Theorem Content:
For any \ (a, b \ in Z \) and their greatest common divisor \ (D \) , on unknown \ (X \) and \ (Y \) is the linear equation variable \ (ax + by = c \ ) Solutions of integers \ ((x, y) \ ) if and only if \ (D | C \) , there are infinitely many solutions found. In particular, there must be an integer that the \ (ax + by = d \ ) established
inference:
\ (a, b \) coprime integers iff \ (x, y \) makes \ (= AX +. 1 by \) .
prove:
Set \ (gcd (a, b)
= d \) readily available: \ (D | A \) , \ (D | B \)
and \ (\ Because \) \ (X \ in the Z, Y \ in the Z \ )

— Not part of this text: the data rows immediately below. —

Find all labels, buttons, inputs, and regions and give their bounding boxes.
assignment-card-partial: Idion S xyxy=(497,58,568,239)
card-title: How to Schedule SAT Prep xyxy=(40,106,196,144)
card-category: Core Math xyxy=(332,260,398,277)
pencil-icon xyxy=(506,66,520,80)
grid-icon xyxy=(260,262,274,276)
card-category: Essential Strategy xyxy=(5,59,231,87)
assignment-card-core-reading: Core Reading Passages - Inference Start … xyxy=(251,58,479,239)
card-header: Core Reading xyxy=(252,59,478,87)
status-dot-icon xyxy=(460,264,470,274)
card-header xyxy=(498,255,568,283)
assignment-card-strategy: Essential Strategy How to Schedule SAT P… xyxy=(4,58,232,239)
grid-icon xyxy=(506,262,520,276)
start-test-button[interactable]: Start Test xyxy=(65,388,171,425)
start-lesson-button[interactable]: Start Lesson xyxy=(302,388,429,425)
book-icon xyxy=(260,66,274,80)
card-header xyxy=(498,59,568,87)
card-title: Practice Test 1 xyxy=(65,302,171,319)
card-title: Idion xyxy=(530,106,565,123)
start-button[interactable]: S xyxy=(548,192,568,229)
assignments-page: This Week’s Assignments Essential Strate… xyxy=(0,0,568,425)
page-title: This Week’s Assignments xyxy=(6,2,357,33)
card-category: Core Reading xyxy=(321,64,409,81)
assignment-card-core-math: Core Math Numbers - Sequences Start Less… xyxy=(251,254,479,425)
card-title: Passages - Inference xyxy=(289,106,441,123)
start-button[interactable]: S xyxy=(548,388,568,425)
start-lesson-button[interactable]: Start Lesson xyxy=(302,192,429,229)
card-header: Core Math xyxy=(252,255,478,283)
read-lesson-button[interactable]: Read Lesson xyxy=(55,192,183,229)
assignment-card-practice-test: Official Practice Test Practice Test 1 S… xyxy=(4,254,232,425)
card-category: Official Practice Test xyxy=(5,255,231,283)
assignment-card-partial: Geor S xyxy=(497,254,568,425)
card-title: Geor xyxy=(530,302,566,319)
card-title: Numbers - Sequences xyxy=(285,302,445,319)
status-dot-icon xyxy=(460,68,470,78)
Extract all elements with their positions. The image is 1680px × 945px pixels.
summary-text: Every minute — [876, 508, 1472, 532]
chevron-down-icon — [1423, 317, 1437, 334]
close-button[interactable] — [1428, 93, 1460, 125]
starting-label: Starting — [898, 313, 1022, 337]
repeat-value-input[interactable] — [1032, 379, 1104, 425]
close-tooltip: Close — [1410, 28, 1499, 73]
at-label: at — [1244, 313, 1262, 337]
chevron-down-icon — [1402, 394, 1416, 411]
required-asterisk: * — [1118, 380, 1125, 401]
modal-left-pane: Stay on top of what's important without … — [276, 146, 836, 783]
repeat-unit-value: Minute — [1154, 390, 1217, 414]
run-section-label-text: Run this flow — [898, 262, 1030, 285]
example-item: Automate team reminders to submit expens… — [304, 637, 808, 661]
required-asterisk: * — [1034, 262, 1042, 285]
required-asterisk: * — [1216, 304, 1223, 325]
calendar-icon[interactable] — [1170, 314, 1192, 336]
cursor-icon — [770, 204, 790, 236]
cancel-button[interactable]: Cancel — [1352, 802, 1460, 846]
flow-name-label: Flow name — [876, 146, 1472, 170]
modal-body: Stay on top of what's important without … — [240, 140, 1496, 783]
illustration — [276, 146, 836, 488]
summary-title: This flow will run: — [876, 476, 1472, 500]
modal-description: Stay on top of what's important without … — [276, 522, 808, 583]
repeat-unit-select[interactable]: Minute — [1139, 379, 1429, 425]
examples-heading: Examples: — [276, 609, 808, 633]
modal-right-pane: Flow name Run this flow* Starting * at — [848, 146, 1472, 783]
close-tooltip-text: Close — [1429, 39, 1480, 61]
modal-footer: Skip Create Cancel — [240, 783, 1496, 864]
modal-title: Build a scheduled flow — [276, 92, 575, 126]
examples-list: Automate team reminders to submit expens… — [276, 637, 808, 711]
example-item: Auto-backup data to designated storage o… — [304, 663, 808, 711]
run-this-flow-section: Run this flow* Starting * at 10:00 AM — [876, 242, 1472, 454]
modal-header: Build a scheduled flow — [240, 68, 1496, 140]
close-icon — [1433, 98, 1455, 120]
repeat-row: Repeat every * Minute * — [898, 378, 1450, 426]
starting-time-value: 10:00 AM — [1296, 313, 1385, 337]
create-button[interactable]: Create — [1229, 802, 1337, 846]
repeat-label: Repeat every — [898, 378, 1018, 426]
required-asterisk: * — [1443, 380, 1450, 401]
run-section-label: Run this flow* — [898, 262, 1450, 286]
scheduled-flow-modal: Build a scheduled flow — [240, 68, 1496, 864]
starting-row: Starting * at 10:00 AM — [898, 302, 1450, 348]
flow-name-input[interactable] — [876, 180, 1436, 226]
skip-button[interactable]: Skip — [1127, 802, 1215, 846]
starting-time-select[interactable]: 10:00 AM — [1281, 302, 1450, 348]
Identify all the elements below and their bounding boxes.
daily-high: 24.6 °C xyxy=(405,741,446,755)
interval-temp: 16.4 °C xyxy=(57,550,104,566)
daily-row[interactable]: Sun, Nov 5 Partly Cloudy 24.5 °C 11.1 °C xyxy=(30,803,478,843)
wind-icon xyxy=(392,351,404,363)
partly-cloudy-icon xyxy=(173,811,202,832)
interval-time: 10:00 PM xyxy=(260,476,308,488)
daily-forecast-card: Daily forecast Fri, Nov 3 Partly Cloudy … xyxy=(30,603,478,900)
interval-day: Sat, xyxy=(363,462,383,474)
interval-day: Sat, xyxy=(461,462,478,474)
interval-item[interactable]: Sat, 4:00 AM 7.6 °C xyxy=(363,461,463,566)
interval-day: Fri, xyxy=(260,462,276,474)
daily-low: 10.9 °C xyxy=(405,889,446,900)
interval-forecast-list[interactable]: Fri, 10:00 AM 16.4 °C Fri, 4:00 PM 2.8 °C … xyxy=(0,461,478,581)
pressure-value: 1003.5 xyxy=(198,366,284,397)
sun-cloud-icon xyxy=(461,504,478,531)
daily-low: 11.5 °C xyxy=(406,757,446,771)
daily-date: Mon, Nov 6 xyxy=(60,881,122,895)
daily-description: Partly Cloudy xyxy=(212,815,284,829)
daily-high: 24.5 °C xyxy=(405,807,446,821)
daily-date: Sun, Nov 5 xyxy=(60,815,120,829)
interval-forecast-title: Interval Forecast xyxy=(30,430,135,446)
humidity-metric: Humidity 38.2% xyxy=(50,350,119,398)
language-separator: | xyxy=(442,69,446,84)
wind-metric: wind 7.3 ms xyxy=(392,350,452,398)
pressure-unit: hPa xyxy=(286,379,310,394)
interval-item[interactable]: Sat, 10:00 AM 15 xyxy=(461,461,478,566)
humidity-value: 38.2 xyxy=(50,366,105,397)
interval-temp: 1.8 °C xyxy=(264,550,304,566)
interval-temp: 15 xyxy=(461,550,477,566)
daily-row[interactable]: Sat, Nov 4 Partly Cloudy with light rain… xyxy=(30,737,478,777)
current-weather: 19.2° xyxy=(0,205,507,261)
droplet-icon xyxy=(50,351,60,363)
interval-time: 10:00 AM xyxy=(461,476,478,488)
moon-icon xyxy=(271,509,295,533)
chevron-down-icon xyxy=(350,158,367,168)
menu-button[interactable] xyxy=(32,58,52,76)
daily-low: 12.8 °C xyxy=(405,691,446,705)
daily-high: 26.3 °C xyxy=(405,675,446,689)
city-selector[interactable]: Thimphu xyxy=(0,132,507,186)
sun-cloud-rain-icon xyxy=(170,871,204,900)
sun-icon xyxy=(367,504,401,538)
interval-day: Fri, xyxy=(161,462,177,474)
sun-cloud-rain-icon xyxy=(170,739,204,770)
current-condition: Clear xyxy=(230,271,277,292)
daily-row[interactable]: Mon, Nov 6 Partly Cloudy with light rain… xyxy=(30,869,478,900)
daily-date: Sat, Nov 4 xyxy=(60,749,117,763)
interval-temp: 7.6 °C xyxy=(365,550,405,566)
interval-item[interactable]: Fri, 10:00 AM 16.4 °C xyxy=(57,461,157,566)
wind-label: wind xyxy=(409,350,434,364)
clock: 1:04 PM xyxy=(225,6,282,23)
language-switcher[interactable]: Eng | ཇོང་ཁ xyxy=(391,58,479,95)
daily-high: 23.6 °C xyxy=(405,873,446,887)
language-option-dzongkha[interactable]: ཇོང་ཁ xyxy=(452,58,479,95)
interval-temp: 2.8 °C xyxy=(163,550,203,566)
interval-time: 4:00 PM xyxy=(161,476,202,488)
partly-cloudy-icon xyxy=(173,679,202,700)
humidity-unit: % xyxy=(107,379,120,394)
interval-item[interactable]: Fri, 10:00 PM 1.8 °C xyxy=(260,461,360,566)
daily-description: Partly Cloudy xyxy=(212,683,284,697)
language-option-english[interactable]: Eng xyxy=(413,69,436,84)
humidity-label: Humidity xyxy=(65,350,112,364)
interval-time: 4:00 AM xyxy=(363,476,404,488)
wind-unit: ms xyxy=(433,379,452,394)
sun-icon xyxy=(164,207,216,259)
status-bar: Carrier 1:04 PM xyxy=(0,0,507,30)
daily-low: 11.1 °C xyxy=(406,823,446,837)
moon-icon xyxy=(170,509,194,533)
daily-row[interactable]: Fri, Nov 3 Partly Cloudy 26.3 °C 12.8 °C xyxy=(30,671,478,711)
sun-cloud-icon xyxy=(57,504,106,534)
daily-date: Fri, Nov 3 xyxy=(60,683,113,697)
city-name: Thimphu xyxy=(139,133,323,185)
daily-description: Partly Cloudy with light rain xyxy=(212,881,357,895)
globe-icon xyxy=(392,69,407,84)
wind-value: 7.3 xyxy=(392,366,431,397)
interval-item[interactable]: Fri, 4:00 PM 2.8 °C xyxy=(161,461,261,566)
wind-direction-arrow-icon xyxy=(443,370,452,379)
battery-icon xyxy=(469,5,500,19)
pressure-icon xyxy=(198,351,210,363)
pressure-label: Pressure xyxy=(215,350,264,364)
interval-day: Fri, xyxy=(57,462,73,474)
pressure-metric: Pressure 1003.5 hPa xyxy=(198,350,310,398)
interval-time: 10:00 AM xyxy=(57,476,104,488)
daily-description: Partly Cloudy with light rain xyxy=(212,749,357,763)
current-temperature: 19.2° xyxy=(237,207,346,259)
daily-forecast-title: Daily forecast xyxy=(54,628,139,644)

then available: \ (d | AX + by \)
Like syndrome finished
About this question is to be extended to more than two variables variables
beg \ (n-1 \) times \ (gcd \) to
the code is simple home
#include <cstdio>
#include <iostream>
using namespace std;
int n, ans, x, y;
int read() {
int s = 0, w = 1;
char ch = getchar();
while(!isdigit(ch)) {if(ch == '-') w = -1; ch = getchar();}
while(isdigit(ch)) {s = s * 10 + ch - '0'; ch = getchar();}
return s * w;
}
int gcd(int x, int y) {
// if(x < 0) x = -x;
// if(y < 0) y = -y;
return y == 0 ? x : gcd(y, x % y);
}
int main() {
n = read();
x = read(), y = read();
if(x < 0) x = -x;
if(y < 0) y = -y;
ans = gcd(x, y);
for(int i = 1; i <= n - 2; i++) {
y = read();
if(y < 0) y = -y;
ans = gcd(ans, y);
// x = ans;
}
cout << ans << endl;
return 0;
}Thank you for watching, I wish good health!